Pelapor atau saksi yang merupakan `whistleblower` adalah salah satu pendukung penting dalam penegakan hukum pidana, khususnya dalam kasus-kasus kejahatan terorganisir. Namun ternyata ancaman terhadap mereka masih tetap terjadi."
Jakarta (ANTARA News) - Institute for Criminal Justices Reform (ICJR) menilai perlindungan terhadap "whistleblower" kasus korupsi di Indonesia saat ini masih lemah.

"Pelapor atau saksi yang merupakan whistleblower adalah salah satu pendukung penting dalam penegakan hukum pidana, khususnya dalam kasus-kasus kejahatan terorganisir. Namun ternyata ancaman terhadap mereka masih tetap terjadi," ujar Direktur Eksekutif ICJR Supriyadi Widodo Eddyono dalam pesan singkat di Jakarta, Senin.

Ia menjelaskan ancaman yang ditujukan bagi para pelapor dan saksi, khususnya kasus korupsi ini, tidak hanya berupa ancaman fisik. Adapula, ancaman hukum melalui pelaporan balik, penyerangan secara psikologis dan administratif.

Supriyadi mencontohkan kasus whistleblower pertama, yakni Stanly Ering, yang terancam dipenjara karena mengadukan dugaan korupsi di Universitas Negeri Manado (Unima) ke Kejaksan Tinggi Sulawesi Utara dan KPK pada 2011.

Ia membuka kasus dugaan korupsi yang dilakukan Rektor Unima Philotus, yang mana pihak terlapor kemudian melaporkan balik Stanley ke Polda Sulut pada 17 Februari 2011 dan kemudian didakwa dengan pasal 311 KUHP.

Pada 8 Maret 2012, ia diputus bersalah dan 23 Juli 2013 Hakim Kasasi tetap menghukum Stanly selama lima bulan penjara.

"Saat ini ia sedang menunggu perintah eksekusi penjara dan kembali dituduh melakukan pencemaran nama baik berdasarkan Pasal 27 (3) UU ITE," ungkap Supriady kemudian.

Kemudian yang kedua adalah Daud Ndakularak, seorang pelapor korupsi asal Waingapu, Nusa Tenggara Timur.
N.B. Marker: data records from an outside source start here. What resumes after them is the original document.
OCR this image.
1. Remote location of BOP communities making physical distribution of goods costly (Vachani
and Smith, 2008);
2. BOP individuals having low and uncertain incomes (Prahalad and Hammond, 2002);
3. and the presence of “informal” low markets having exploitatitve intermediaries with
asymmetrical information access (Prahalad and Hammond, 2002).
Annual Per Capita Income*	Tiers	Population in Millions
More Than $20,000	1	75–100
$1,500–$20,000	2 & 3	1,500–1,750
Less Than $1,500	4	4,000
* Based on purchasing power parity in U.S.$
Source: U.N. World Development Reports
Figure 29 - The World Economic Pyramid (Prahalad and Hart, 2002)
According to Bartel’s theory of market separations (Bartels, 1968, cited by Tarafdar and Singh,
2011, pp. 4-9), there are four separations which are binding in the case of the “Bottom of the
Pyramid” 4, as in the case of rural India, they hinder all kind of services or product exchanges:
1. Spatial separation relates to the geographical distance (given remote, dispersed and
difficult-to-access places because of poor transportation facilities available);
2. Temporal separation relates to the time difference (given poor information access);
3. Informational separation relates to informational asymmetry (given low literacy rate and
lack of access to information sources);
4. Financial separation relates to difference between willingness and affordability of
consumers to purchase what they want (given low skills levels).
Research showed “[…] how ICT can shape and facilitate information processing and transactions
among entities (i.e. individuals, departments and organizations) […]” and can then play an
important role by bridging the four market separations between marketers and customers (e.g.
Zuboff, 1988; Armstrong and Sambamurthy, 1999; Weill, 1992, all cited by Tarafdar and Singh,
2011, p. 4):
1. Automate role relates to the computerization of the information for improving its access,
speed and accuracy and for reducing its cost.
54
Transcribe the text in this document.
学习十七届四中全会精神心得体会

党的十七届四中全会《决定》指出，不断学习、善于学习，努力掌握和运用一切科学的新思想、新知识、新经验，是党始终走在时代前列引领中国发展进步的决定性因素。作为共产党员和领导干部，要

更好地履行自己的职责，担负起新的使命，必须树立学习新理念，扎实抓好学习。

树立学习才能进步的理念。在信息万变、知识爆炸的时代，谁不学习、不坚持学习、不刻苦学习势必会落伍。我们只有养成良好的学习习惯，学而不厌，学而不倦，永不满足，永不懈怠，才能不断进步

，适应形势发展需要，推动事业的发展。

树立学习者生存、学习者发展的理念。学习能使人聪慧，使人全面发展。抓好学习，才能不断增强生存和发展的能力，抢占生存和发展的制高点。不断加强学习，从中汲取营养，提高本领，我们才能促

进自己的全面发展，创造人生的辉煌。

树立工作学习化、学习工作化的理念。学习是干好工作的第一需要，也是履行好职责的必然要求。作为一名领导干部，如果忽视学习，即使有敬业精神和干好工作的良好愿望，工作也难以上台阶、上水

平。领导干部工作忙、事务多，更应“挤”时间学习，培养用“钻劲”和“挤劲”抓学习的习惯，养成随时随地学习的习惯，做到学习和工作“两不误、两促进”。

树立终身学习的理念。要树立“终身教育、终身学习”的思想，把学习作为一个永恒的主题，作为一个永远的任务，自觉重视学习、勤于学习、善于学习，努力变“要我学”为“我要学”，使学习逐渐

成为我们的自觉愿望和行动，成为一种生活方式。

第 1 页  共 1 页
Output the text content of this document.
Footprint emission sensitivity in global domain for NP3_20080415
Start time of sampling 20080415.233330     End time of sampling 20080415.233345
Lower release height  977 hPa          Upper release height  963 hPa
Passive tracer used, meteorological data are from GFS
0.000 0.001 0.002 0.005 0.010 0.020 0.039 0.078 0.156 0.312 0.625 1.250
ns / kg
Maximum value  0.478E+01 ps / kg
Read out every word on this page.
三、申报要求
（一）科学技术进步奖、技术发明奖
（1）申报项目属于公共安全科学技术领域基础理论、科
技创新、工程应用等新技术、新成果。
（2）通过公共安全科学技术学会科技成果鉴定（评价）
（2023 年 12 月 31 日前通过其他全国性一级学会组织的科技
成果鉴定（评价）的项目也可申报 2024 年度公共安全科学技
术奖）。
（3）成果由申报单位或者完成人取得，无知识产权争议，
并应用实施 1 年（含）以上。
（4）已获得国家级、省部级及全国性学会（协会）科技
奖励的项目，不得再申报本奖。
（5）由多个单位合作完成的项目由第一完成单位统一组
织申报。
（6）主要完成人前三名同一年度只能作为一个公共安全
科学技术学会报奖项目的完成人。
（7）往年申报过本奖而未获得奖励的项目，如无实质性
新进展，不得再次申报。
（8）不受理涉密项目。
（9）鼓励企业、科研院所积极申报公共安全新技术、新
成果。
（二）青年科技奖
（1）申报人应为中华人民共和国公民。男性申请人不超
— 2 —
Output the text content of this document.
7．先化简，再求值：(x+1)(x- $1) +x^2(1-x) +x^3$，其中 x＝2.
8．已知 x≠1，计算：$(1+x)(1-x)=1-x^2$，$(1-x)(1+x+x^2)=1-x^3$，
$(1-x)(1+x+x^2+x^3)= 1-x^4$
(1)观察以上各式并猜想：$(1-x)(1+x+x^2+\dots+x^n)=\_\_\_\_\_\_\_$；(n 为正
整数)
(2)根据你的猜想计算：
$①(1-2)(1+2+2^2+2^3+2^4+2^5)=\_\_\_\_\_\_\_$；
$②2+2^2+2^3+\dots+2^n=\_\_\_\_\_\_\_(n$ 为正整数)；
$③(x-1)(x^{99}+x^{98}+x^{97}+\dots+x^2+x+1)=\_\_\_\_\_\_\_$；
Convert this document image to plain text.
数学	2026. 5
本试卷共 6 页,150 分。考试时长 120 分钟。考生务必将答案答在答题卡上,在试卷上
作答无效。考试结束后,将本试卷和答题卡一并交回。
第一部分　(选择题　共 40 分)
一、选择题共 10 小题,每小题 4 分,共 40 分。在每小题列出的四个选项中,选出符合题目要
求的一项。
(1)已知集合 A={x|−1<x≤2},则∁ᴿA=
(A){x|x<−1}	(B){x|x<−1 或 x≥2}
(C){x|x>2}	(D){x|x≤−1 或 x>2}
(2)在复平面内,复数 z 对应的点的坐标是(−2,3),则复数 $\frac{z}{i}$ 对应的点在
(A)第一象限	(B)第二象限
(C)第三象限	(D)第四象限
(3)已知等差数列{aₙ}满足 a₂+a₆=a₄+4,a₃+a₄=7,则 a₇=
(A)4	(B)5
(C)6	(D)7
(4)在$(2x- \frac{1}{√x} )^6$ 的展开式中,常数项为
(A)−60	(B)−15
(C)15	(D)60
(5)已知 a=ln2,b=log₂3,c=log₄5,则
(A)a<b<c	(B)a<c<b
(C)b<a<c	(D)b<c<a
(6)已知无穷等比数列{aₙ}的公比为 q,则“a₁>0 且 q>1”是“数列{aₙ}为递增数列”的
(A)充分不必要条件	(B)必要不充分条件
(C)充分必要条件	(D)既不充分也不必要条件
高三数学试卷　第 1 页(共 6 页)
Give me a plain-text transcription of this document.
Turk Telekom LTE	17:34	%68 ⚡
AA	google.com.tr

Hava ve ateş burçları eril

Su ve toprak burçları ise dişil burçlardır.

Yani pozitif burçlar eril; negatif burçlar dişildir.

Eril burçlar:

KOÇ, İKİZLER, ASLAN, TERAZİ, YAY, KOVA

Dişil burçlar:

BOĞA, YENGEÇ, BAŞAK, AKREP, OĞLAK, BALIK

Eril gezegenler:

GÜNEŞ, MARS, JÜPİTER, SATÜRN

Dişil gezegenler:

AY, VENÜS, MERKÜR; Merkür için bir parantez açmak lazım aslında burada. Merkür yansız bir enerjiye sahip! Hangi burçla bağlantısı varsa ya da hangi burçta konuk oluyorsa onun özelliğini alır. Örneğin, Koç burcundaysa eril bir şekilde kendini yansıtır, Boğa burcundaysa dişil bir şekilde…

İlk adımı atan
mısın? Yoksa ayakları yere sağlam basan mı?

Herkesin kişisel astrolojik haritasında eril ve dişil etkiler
Sejak 2010, Daud Ndakularak menjadi terlindung sebagai pelapor tindak pidana kasus korupsi di Lembaga Perlindungan Saksi dan Korban (LPSK).

Ia adalah pelapor dalam perkara tindak pidana pengelolaan dana kas APBD Kabupaten Sumba Timur Tahun Anggaran 2005-2006, yang proses penyidikannya telah ditangani oleh Kepolisian Resor Sumba Timur dan telah diputus oleh Pengadilan Tipikor Kupang.

Namun, tindak pidana korupsi yang dilaporkannya justru membuat Daud dijadikan tersangka, yang mana saat ini ia sudah ditahan di Kupang sejak 14 Agustus 2017.

"Situasi ini menunjukkan kepada publik bahwa menjadi whistleblower atau pelapor di Indonesia dapat merugikan pribadi dan keluarga, karena sangat rentan atas pembalasan dan minim perlindungan negara," ujar Supriady.

ICJR khawatir kasus-kasus seperti ini nantinya juga akan menyurutkan langkah para pelapor kasus korupsi di Indonesia.

"Oleh karena itu, ICJR mendorong agar aparat hukum menghentikan serangan balik kepada pelapor-pelapor korupsi yang beritikad baik tersebut. Jaksa Agung juga perlu mencermati proses penuntutan terhadap mereka," ujar Supriady kemudian.

ICJR juga meminta agar LPSK segara melakukan langkah-langkah untuk memberikan perlindungan dan memonitor pengadilan yang memeriksa perkara para whistleblower termasuk melakukan pengkajian atas seluruh pelapor yang pernah dilindungi untuk melihat adakah serangan balik yang didapatkan atas laporan yang mereka ungkap, tutur dia.